Unlocking the 2990WX For Less-Than NUMA aware Apps | Level One Techs

Yes I agree, I just think might be waiting a long time for microsoft to fix the scheduler.

Since this issue is to do with NUMA is windows also allocating all the memory just from the RAM directly connected to that NUMA node. So also effectively limited to two channels. Might be interesting running the test with the just two DIMMS in the sockets connected to one die. To see if the performanse is the same or lower.

The windows scheduler under NUMA is meant to try where possible to schedule the threads on the NUMA node where the memory has been allocated.

Edit:
Think I’m repeating Ext3h

I have a 2990WX installed on a MSI MEG Creation running at 3.8Ghz overclock. So far, testing has shown that with 3DMark, indeed we’re seeing something happening that is lowering the performance of this CPU.

My prior machine was a 1950 installed on an MSI Gaming Carbon Pro - and the benches follow:

(2990Wwx and 1950x with 2080 TI)
Night Raid:
2990WX (3.8Ghz: 37,653
1950X (4Ghz): 37,308

Time Spy:
2990WX (3.8Ghz): 8,751
1950X (4Ghz): 12,387

Based on the information that was posted here - this leads me to believe that there may be something related to the later DX11/DX12 code that is causing these problems when Windows see’s more than 16 cores.

In fact, It’s not too surprising that the bench for Night raid is very similar as I think the bottleneck is the GPU, not the CPU.

Thanks

It kinda feels to me like some kind of timeout issue. I.e. windows has never had to deal with memory being allocated through another core - and perhaps there is something hard-coded into windows that is indifferent to memory allocation when the NUMA has direct access - but does hit an exception that is then later handled when the NUMA does not have direct access.
Obviously, we’re not “breaking” something or erroring out. And since it works flawlessly on Linux - we can assume that it has do be related to the codebase of windows and how it handles something related to the way that the TR4 architecture is designed.
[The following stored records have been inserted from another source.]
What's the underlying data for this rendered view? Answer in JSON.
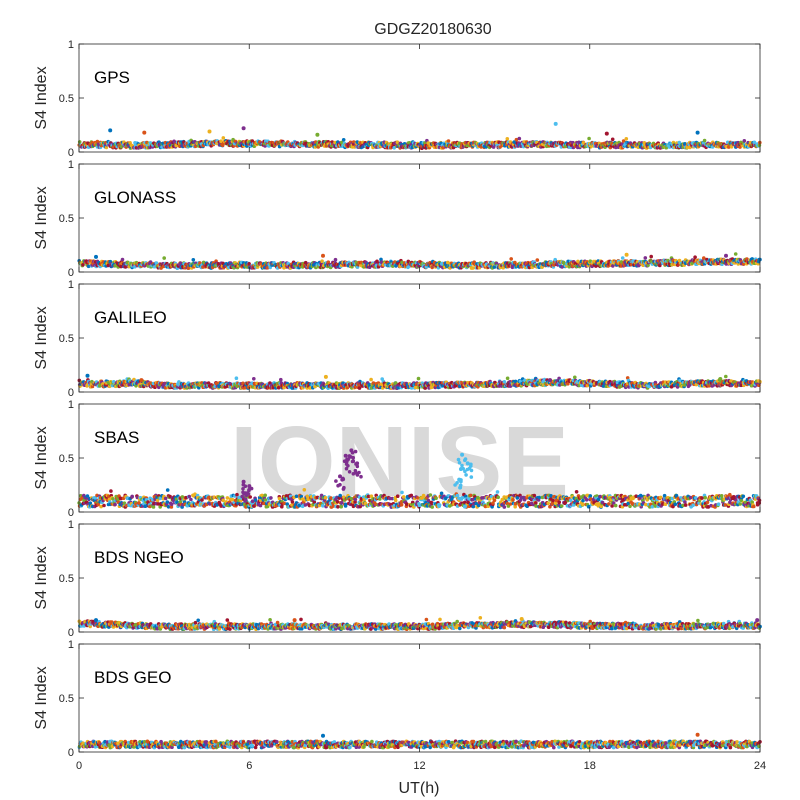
{
  "title": "GDGZ20180630",
  "xlabel": "UT(h)",
  "ylabel": "S4 Index",
  "watermark": "IONISE",
  "chart_data": {
    "type": "scatter",
    "title": "GDGZ20180630",
    "xlabel": "UT(h)",
    "ylabel": "S4 Index",
    "xlim": [
      0,
      24
    ],
    "ylim": [
      0,
      1
    ],
    "xticks": [
      "0",
      "6",
      "12",
      "18",
      "24"
    ],
    "yticks": [
      "0",
      "0.5",
      "1"
    ],
    "grid": false,
    "colors": [
      "#0072BD",
      "#D95319",
      "#EDB120",
      "#7E2F8E",
      "#77AC30",
      "#4DBEEE",
      "#A2142F"
    ],
    "panels": [
      {
        "name": "GPS",
        "base_profile": [
          [
            0,
            0.07
          ],
          [
            2,
            0.06
          ],
          [
            5,
            0.08
          ],
          [
            9,
            0.07
          ],
          [
            12,
            0.06
          ],
          [
            16,
            0.07
          ],
          [
            20,
            0.06
          ],
          [
            24,
            0.07
          ]
        ],
        "spikes": [
          [
            1.1,
            0.2
          ],
          [
            2.3,
            0.18
          ],
          [
            4.6,
            0.19
          ],
          [
            5.8,
            0.22
          ],
          [
            8.4,
            0.16
          ],
          [
            16.8,
            0.26
          ],
          [
            18.6,
            0.17
          ],
          [
            21.8,
            0.18
          ]
        ]
      },
      {
        "name": "GLONASS",
        "base_profile": [
          [
            0,
            0.08
          ],
          [
            3,
            0.06
          ],
          [
            7,
            0.06
          ],
          [
            10,
            0.07
          ],
          [
            14,
            0.06
          ],
          [
            19,
            0.08
          ],
          [
            22,
            0.09
          ],
          [
            24,
            0.1
          ]
        ],
        "spikes": [
          [
            0.6,
            0.14
          ],
          [
            8.6,
            0.15
          ],
          [
            19.3,
            0.16
          ],
          [
            22.8,
            0.15
          ]
        ]
      },
      {
        "name": "GALILEO",
        "base_profile": [
          [
            0,
            0.07
          ],
          [
            2,
            0.08
          ],
          [
            3,
            0.06
          ],
          [
            8,
            0.06
          ],
          [
            12,
            0.06
          ],
          [
            17,
            0.09
          ],
          [
            20,
            0.06
          ],
          [
            22,
            0.08
          ],
          [
            24,
            0.08
          ]
        ],
        "spikes": [
          [
            0.3,
            0.15
          ],
          [
            2.2,
            0.11
          ],
          [
            8.7,
            0.14
          ],
          [
            16.6,
            0.11
          ],
          [
            22.6,
            0.12
          ]
        ]
      },
      {
        "name": "SBAS",
        "base_profile": [
          [
            0,
            0.12
          ],
          [
            24,
            0.12
          ]
        ],
        "spikes": [
          [
            5.8,
            0.28
          ],
          [
            6.0,
            0.24
          ],
          [
            9.4,
            0.52
          ],
          [
            9.6,
            0.57
          ],
          [
            9.8,
            0.45
          ],
          [
            9.2,
            0.33
          ],
          [
            13.5,
            0.53
          ],
          [
            13.7,
            0.45
          ],
          [
            13.4,
            0.3
          ],
          [
            13.6,
            0.05
          ]
        ]
      },
      {
        "name": "BDS NGEO",
        "base_profile": [
          [
            0,
            0.08
          ],
          [
            3,
            0.05
          ],
          [
            8,
            0.05
          ],
          [
            12,
            0.05
          ],
          [
            16,
            0.07
          ],
          [
            20,
            0.05
          ],
          [
            24,
            0.06
          ]
        ],
        "spikes": [
          [
            0.6,
            0.11
          ],
          [
            7.6,
            0.11
          ],
          [
            15.6,
            0.12
          ],
          [
            23.9,
            0.11
          ]
        ]
      },
      {
        "name": "BDS GEO",
        "base_profile": [
          [
            0,
            0.08
          ],
          [
            24,
            0.08
          ]
        ],
        "spikes": [
          [
            8.6,
            0.15
          ],
          [
            21.8,
            0.16
          ]
        ]
      }
    ]
  }
}
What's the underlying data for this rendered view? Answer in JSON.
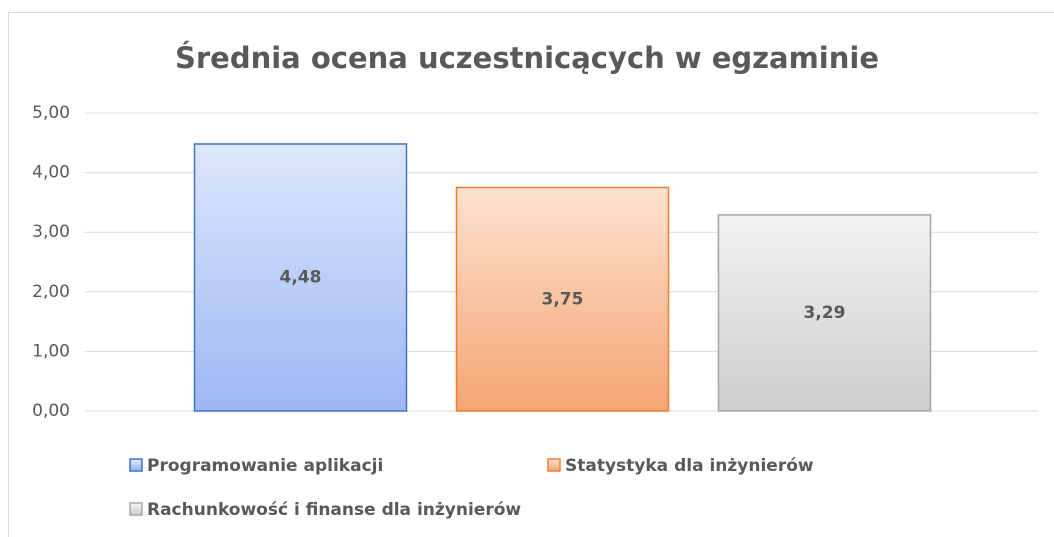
{
  "chart_data": {
    "type": "bar",
    "title": "Średnia ocena uczestnicących w egzaminie",
    "series": [
      {
        "name": "Programowanie aplikacji",
        "color": "#4472c4",
        "values": [
          4.48
        ],
        "value_labels": [
          "4,48"
        ]
      },
      {
        "name": "Statystyka dla inżynierów",
        "color": "#ed7d31",
        "values": [
          3.75
        ],
        "value_labels": [
          "3,75"
        ]
      },
      {
        "name": "Rachunkowość i finanse dla inżynierów",
        "color": "#a5a5a5",
        "values": [
          3.29
        ],
        "value_labels": [
          "3,29"
        ]
      }
    ],
    "ylim": [
      0,
      5
    ],
    "yticks": [
      {
        "value": 0,
        "label": "0,00"
      },
      {
        "value": 1,
        "label": "1,00"
      },
      {
        "value": 2,
        "label": "2,00"
      },
      {
        "value": 3,
        "label": "3,00"
      },
      {
        "value": 4,
        "label": "4,00"
      },
      {
        "value": 5,
        "label": "5,00"
      }
    ],
    "grid": true,
    "legend": "bottom"
  }
}
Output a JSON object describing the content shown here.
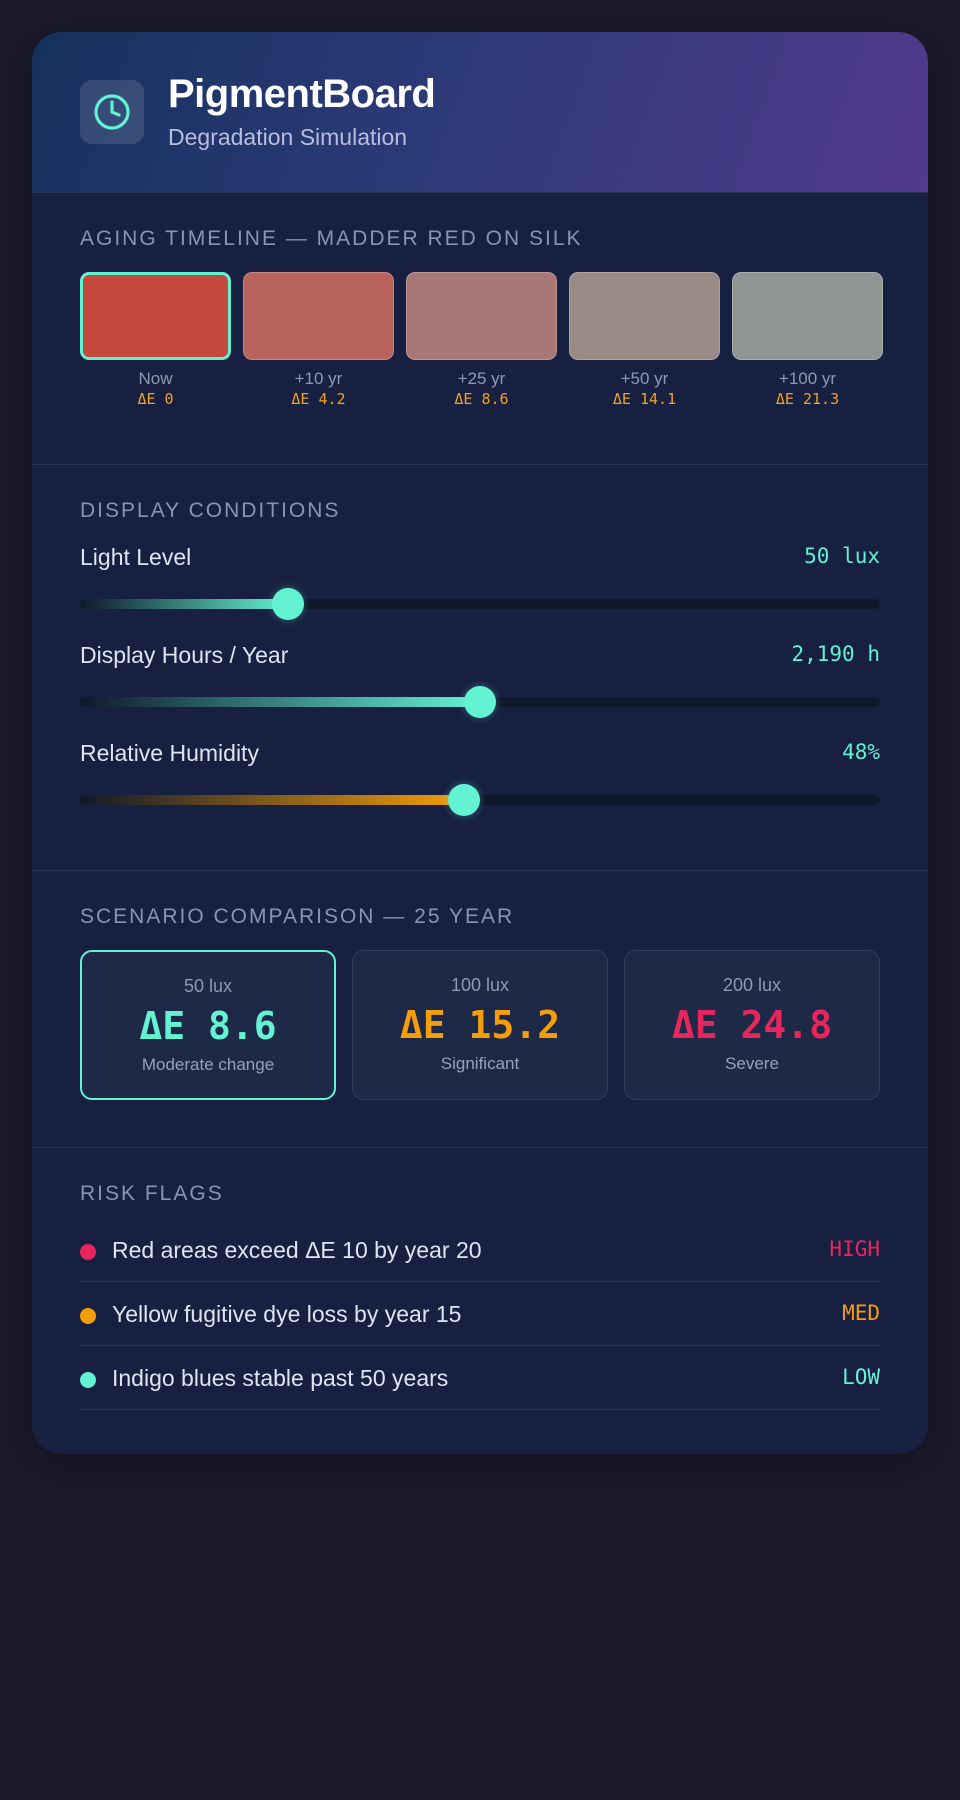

64GB, 2080 ti, Amd 2990WX system on an MSI MEG Creation board overclocked via setting 6 to 3.8Ghz.

Indigo Benchmark v4.0.64, Windows 64-bit build.
AMD Ryzen Threadripper 2990WX 32-Core Processor (AuthenticAMD) - Bedroom: 2.330 M samples/s (1280x720, 60.187 s, 152.141 samples/pixel)
GeForce RTX 2080 Ti (NVIDIA Corporation) - Bedroom: 8.003 M samples/s (1280x720, 60.125 s, 411.042 samples/pixel)
AMD Ryzen Threadripper 2990WX 32-Core Processor (AuthenticAMD) - Supercar: 4.027 M samples/s (1280x720, 60.122 s, 262.693 samples/pixel)
GeForce RTX 2080 Ti (NVIDIA Corporation) - Supercar: 26.957 M samples/s (1280x720, 60.124 s, 1583.122 samples/pixel)

Max temp 74C on the CPU.

I understand that there is some software that might be downloaded to help with the supposed issue. I will try to locate and will post results when I can.

Windows has however had to deal with different speed memory sticks, different amounts and levels of CPU cache, cpu cache misses, etc.

I don’t buy it that “oh its just because it is accessing memory via an additional hop”

And yes, as you say, linux works fine on it.

it’s definitely a windows thing… it feels like they hardcoded something to handle multiple NUMAs (meaning 2) - with the thought process of - There will only ever be 2 NUMAs per CPU die.
And now that we have 4, when it attempts to hit 3 and 4, it throws an exception, which then filters up the stack, until it get’s handled. Of course, all of that apparently takes time - which is what is slowing us down.

What I find interesting is that an older benchmark (night raid) performs equally as well as the 1950x at a slightly slower speed. Indicating that the culprit might be nestled into the newer tech that the Time Spy bench uses. (DX12?). It would be interesting to explore a bit around if it’s an “everything” issue, or just a latest library issue.

1 Like

This problem actually isn’t new.
If you ever played around with Bulldozer Opterons, or even all the way back to Magny-Cours (K10) when you had multiple CPU’s with lots of threads… the performance simply wouldn’t scale.
I remember seeing the comparisons of Opteron vs Xeon on windows and the Xeon just mopping the floor with it in ways that make no sense (like 10c vs 64c or 48c).
The problems were in windows, and honestly I don’t think all of those have ever been fixed either.

3 Likes

The partnership between Intel and Microsoft wasn’t called “Wintel” for over a decade for nothing.

1 Like

Sorry for the bump…

Did this ever get fixed?

Did you measure power consumption at the wall? That might have been a telltale sign.